Добро пожаловать в клуб. Потом встал, походил по небольшой квартире и понял, что итальянка ушла. Её нет. Остался только запах – запах чистого тела после душа, тщательно вымытых волос, духов с цветочно-зелёным ароматом. Именно её запах. Тот, что преследовал его несколько лет, с того дня, что он ходил, побледневший, по старинным итальянским улицам, пытаясь найти пропавшую итальянку, до того момента, когда он встретил поэтессу. Уже не в Италии – в России.
Тот запах, которого он, проснувшись, не почувствовал. Впервые за два года.
Критик сел на стул и закрыл голову руками.
Он всегда боялся своей неуверенности и мечтательности и пытался их скрыть. Он приучил себя, как ему казалось, к следованию логике и фактам: он предпочитал не верить, а знать. «Я знаю, что эти стихи плохие!» или «Я знаю, что вам ещё расти и расти, чтобы стать писателем!» – так часто говорил критик, подкрепляя свои суждения конкретными примерами. И о любви поэтессы к себе он предпочитал знать. К чему здесь вера? Они едят за одним столом, спят в одной кровати, все свои планы строят, исходя из того, что они вместе. Во что ж тут верить? Всё и так понятно.
Он спешно доел остатки ужина, не разогревая. Пока жевал, не отрывался от смартфона. Думал. Ждал.
А вдруг её похитили? Или она уехала куда-то и даже говорила ему, а тот сидел за столом пьяный и ничего не понимал? Или он её чем-то обидел, и она ушла…
Почему?
«А может, она уехала… с Колобком?»
Критик чуть не поперхнулся куском курятины.
«Точно! Колобок так на неё смотрел на сцене. Видно же, что она ему нравится. Видно… Господи, ну конечно! Он ни номера не оставил, ни сообщения… И платил ли он вообще… Господи, где ты? Куда укатился этот Колобок, чёрт его побери?»
Раздался дверной звонок. Вскочив и больно ударившись большим пальцем левой ноги о табурет, критик, заскулив, попрыгал на одной ноге в сторону входной двери. Крутанув замок, открыл её.
И уставился на гостя, слегка приоткрыв рот.
– Привет! – Колобок бодро вошёл в любезно открытую хозяином дверь. – Как ты, нормально?

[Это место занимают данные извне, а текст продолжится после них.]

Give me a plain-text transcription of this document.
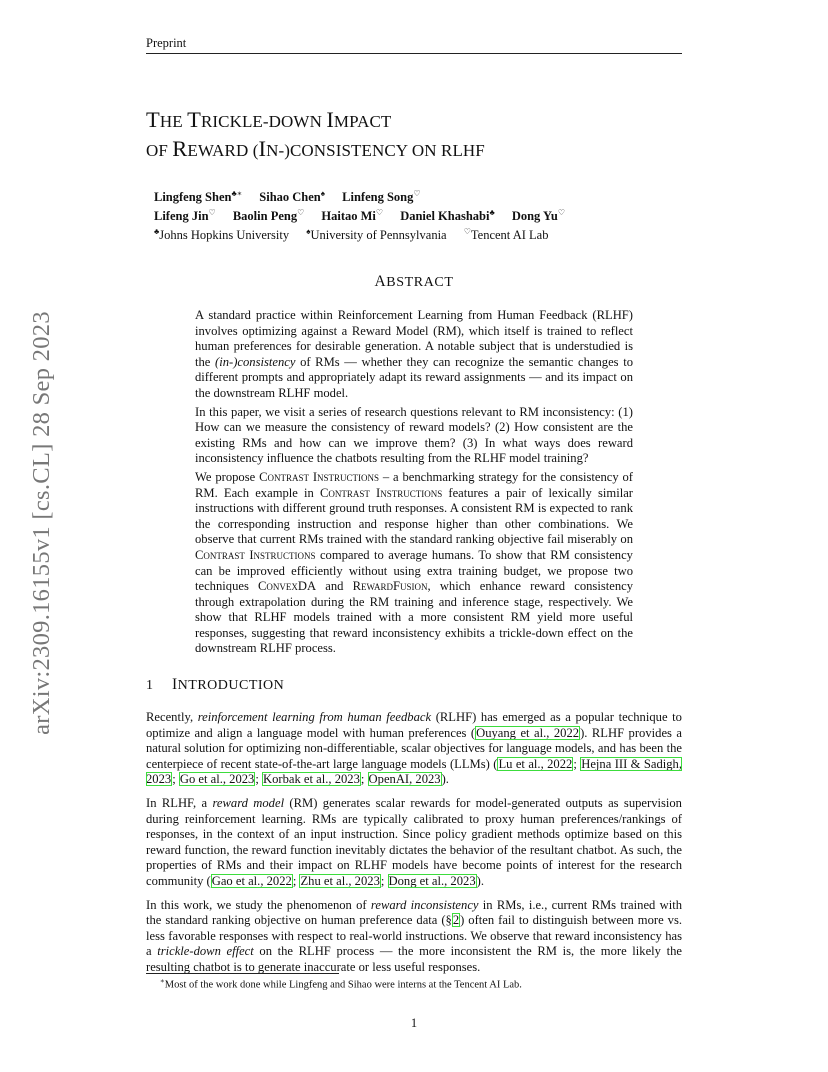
Preprint
THE TRICKLE-DOWN IMPACT
OF REWARD (IN-)CONSISTENCY ON RLHF
Lingfeng Shen♣∗ Sihao Chen♠ Linfeng Song♡
Lifeng Jin♡ Baolin Peng♡ Haitao Mi♡ Daniel Khashabi♣ Dong Yu♡
♣Johns Hopkins University ♠University of Pennsylvania ♡Tencent AI Lab
arXiv:2309.16155v1 [cs.CL] 28 Sep 2023
ABSTRACT

A standard practice within Reinforcement Learning from Human Feedback (RLHF) involves optimizing against a Reward Model (RM), which itself is trained to reflect human preferences for desirable generation. A notable subject that is understudied is the (in-)consistency of RMs — whether they can recognize the semantic changes to different prompts and appropriately adapt its reward assignments — and its impact on the downstream RLHF model.

In this paper, we visit a series of research questions relevant to RM inconsistency: (1) How can we measure the consistency of reward models? (2) How consistent are the existing RMs and how can we improve them? (3) In what ways does reward inconsistency influence the chatbots resulting from the RLHF model training?

We propose Contrast Instructions – a benchmarking strategy for the consistency of RM. Each example in Contrast Instructions features a pair of lexically similar instructions with different ground truth responses. A consistent RM is expected to rank the corresponding instruction and response higher than other combinations. We observe that current RMs trained with the standard ranking objective fail miserably on Contrast Instructions compared to average humans. To show that RM consistency can be improved efficiently without using extra training budget, we propose two techniques ConvexDA and RewardFusion, which enhance reward consistency through extrapolation during the RM training and inference stage, respectively. We show that RLHF models trained with a more consistent RM yield more useful responses, suggesting that reward inconsistency exhibits a trickle-down effect on the downstream RLHF process.

1 INTRODUCTION

Recently, reinforcement learning from human feedback (RLHF) has emerged as a popular technique to optimize and align a language model with human preferences (Ouyang et al., 2022). RLHF provides a natural solution for optimizing non-differentiable, scalar objectives for language models, and has been the centerpiece of recent state-of-the-art large language models (LLMs) (Lu et al., 2022; Hejna III & Sadigh, 2023; Go et al., 2023; Korbak et al., 2023; OpenAI, 2023).

In RLHF, a reward model (RM) generates scalar rewards for model-generated outputs as supervision during reinforcement learning. RMs are typically calibrated to proxy human preferences/rankings of responses, in the context of an input instruction. Since policy gradient methods optimize based on this reward function, the reward function inevitably dictates the behavior of the resultant chatbot. As such, the properties of RMs and their impact on RLHF models have become points of interest for the research community (Gao et al., 2022; Zhu et al., 2023; Dong et al., 2023).

In this work, we study the phenomenon of reward inconsistency in RMs, i.e., current RMs trained with the standard ranking objective on human preference data (§2) often fail to distinguish between more vs. less favorable responses with respect to real-world instructions. We observe that reward inconsistency has a trickle-down effect on the RLHF process — the more inconsistent the RM is, the more likely the resulting chatbot is to generate inaccurate or less useful responses.

∗Most of the work done while Lingfeng and Sihao were interns at the Tencent AI Lab.
1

– Нормально… Ты как тут оказался?
– Так ты мне адрес дал, в гости звал. У меня и номерок твой есть. – Колобок довольно цокнул языком. – Хорошо мы с тобой кутнули! А она как классно читала… всех уделала. – Он смотрел по сторонам со смесью интереса и любопытства. – А где она?
– Ты… – критик захлопнул дверь, слишком поздно сообразив, что сделал этот чересчур громко, – ты не знаешь?
– Не-а, – Колобок честно замотал головой. – Я помню, как она читала стихи, а мы пили пиво. Потом ты ещё пару раз ходил. В гости звал, даже вон на салфетке адрес написал. – Он достал скомканную салфетку из кармана и развернул её. – Неразборчиво так, я ещё два раза не в тот подъезд заходил, всех там распугал, но всё-таки нашёл тебя. – Он засунул руку в целлофановый пакет и достал бутылку дорогого вина. – Вот, это с моей стороны… Ты тогда мне не дал заплатить. Возвращаю долг.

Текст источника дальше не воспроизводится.